Most area lawmakers remained outright opposed or skeptical to expanding Medicaid after a compromise plan was announced this week by the state’s Democratic governor and a top Republican lawmaker.
The plan from Gov. Laura Kelly and Senate Majority Leader Jim Denning would give Kelly the straightforward expansion of state health coverage that she has advocated, covering as many as 150,000 additional people.
But Denning would get a version of a program that he has proposed for driving down private health insurance premiums to make it less likely people would drop existing private plans for Medicaid.
The CourierTraveler reported on Friday that State Sen. Larry Alley, R-Winfield, a firm opponent of expansion, had several questions about the proposal, and that Rep. Bill Rhiley, R-Wellington, opposes it.
Sen. Bruce Givens, R-El Dorado, is in favor and said he plans to co-sponsor the bill.
Two more area lawmakers provided comment this week about the expansion compromise. Neither endorsed it.

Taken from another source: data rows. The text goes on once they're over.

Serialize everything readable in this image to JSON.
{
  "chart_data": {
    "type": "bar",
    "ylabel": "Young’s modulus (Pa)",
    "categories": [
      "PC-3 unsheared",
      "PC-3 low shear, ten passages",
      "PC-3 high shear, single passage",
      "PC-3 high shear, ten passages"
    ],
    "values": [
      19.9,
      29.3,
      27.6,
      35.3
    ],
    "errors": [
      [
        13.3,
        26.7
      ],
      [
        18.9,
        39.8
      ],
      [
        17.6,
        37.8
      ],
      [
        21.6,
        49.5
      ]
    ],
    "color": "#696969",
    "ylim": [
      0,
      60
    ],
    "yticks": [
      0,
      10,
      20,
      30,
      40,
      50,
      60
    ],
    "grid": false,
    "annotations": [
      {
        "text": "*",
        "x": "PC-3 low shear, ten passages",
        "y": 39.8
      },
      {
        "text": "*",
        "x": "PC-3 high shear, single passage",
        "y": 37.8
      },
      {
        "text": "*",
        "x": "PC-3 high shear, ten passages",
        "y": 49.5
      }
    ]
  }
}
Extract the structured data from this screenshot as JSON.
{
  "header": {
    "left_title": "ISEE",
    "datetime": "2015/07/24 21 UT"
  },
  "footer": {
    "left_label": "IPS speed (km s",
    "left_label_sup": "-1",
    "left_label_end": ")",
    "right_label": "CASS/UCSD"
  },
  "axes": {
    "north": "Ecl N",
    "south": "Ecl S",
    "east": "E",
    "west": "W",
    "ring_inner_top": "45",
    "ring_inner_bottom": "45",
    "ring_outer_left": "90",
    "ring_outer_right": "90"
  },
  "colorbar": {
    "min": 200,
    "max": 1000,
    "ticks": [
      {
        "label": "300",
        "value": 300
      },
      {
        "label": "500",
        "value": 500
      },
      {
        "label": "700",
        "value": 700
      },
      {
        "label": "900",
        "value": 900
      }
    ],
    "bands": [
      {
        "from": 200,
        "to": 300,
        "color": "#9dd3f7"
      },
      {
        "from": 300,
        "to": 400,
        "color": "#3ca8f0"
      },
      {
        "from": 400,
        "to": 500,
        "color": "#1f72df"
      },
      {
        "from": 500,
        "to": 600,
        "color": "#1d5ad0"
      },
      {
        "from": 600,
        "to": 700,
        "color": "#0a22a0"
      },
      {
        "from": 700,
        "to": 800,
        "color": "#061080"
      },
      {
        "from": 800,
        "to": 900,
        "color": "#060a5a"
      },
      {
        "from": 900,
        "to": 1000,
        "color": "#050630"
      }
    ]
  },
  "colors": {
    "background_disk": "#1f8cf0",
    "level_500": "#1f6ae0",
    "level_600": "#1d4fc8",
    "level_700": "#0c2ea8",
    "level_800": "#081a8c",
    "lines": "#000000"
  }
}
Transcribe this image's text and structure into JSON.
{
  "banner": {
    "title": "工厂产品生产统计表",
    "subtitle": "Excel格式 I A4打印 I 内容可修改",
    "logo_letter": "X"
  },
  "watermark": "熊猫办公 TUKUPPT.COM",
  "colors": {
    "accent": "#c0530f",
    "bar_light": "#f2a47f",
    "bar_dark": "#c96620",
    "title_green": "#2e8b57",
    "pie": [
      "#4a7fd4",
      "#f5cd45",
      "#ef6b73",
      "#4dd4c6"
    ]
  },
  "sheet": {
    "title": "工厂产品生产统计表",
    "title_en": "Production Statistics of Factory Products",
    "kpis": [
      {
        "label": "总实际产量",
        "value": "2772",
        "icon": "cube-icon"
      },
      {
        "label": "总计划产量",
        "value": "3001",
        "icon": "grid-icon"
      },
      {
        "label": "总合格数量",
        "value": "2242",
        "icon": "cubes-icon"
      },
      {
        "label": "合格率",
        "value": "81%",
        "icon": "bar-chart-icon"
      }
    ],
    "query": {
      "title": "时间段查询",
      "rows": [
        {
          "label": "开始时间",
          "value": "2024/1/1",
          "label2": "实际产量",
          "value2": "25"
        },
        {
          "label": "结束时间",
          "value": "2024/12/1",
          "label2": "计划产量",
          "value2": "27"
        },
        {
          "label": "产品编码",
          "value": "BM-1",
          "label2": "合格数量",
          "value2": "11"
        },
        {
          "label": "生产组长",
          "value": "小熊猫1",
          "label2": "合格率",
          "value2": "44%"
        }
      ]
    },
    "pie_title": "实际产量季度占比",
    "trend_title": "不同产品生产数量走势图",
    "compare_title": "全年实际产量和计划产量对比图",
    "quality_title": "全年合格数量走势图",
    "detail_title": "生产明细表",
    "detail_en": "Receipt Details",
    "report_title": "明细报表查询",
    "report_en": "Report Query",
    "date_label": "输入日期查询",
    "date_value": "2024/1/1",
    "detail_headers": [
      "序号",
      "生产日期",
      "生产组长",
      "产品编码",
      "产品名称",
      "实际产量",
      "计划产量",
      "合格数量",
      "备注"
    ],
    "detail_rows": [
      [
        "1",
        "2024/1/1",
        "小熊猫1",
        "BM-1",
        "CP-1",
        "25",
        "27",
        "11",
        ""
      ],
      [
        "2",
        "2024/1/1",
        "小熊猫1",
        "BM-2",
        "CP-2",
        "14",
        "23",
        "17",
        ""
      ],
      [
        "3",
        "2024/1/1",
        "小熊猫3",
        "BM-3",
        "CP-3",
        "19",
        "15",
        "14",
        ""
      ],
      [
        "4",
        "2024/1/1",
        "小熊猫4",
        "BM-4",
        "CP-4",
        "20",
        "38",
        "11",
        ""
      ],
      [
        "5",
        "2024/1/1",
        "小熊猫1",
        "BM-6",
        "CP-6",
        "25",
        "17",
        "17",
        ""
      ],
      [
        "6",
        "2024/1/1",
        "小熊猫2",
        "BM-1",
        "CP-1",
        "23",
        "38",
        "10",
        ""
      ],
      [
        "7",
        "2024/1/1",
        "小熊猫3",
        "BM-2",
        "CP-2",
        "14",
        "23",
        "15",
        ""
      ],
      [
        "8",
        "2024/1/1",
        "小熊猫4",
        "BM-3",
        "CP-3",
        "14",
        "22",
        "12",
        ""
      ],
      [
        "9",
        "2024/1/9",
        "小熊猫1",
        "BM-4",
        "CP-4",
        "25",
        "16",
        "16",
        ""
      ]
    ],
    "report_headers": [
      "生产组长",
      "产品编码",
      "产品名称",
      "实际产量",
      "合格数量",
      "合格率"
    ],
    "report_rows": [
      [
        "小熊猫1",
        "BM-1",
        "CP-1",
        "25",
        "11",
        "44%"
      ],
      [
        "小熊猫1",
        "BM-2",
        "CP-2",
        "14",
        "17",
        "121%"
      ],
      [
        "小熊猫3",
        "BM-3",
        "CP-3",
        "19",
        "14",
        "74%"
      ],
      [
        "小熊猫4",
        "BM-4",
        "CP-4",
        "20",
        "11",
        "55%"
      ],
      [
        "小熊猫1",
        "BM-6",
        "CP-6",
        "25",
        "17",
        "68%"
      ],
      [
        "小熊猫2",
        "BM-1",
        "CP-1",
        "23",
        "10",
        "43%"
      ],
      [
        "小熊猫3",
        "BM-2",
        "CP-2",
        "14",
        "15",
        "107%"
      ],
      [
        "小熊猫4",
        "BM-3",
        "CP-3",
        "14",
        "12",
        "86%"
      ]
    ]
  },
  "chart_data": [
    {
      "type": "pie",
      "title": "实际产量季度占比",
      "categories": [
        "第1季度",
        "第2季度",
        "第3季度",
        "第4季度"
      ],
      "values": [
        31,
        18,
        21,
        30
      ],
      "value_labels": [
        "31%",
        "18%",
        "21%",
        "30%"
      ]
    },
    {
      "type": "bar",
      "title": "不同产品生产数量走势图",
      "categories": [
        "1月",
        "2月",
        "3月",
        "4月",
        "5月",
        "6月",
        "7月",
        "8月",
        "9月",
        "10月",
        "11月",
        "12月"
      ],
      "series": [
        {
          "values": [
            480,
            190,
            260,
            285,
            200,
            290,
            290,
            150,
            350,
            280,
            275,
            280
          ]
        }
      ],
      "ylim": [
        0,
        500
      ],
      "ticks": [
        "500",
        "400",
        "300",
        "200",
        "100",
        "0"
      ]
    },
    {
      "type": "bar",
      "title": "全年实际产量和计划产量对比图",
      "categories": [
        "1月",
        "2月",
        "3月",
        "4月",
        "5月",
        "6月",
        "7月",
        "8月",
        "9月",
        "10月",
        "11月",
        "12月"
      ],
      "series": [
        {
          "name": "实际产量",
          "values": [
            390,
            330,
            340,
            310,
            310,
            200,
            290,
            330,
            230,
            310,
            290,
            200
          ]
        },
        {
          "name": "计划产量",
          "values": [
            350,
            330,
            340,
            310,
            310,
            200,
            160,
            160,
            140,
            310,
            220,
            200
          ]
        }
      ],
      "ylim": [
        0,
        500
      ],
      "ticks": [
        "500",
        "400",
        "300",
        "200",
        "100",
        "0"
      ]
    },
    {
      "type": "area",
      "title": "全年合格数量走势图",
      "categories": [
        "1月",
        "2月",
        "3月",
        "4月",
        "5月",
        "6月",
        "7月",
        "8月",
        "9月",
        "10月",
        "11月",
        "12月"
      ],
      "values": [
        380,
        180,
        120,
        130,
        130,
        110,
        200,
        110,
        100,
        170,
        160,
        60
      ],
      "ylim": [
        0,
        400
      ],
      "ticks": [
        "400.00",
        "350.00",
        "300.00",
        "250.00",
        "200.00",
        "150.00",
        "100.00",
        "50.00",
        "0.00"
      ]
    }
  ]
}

Rep. Cheryl Helmer, R-Mulvane, said she was disappointed in the proposal. She said she opposes a tobacco tax to help fund the costs, although that idea has been dropped, according to the Associated Press.
Helmer also said that her district, which includes Winfield and Oxford, has a large number of seniors, farmers, ranchers, and “hard working people” who shouldn’t have to face higher tax bills to pay for adults unwilling to work.
“These people will have no premium, no deductible, just free insurance and not have to work for it,” Helmer said.
The proposal does not call for higher taxes, according to the AP article. And it would allow the state to charge new Medicaid participants a premium of up to $25 per individual and $100 per family.
It also would ask hospitals to kick in $35 million a year to cover the state’s costs.
Expansion advocates say it will help people already working but unable to afford insurance. Under the current state law, non-disabled adults without children don’t qualify, and adults with children must have incomes well below the federally set poverty level to be eligible for coverage.
Expansion allows Medicaid coverage for adults earning 138 percent of the poverty level, which is $17,236 for an individual or $35,535 for a family of four.
Rep. Doug Blex, R-Independence, said he likes the monthly premium idea but sounded skeptical about voting for the compromise.
He would like to see a work or school requirement, and added that he wants to solve other issues, such as reducing debt and getting roads in better shape, before expanding a new program.
“Once we give people an entitlement, it became near impossible to take away,” Blex said.
Helmer argued that expansion will not help the state’s critical care hospitals, which include William Newton in Winfield, because most of the benefit would go to bigger hospitals.
The Kansas Hospital Associations is a strong advocate for expansion. Both William Newton and the South Central Kansas Medical Center in Arkansas City have said they support it.
SCKMC estimates $1.3 million additional revenue a year under expansion.
“As a rural hospital, SCKMC is hopeful that the compromised plan … will indeed pass,” SCKMC CEO Jeff Bowman said. “It is nice to see our political leaders working together to do what is best for the citizens of Kansas with the expanded healthcare coverage.”
The Associated Press contributed to this report.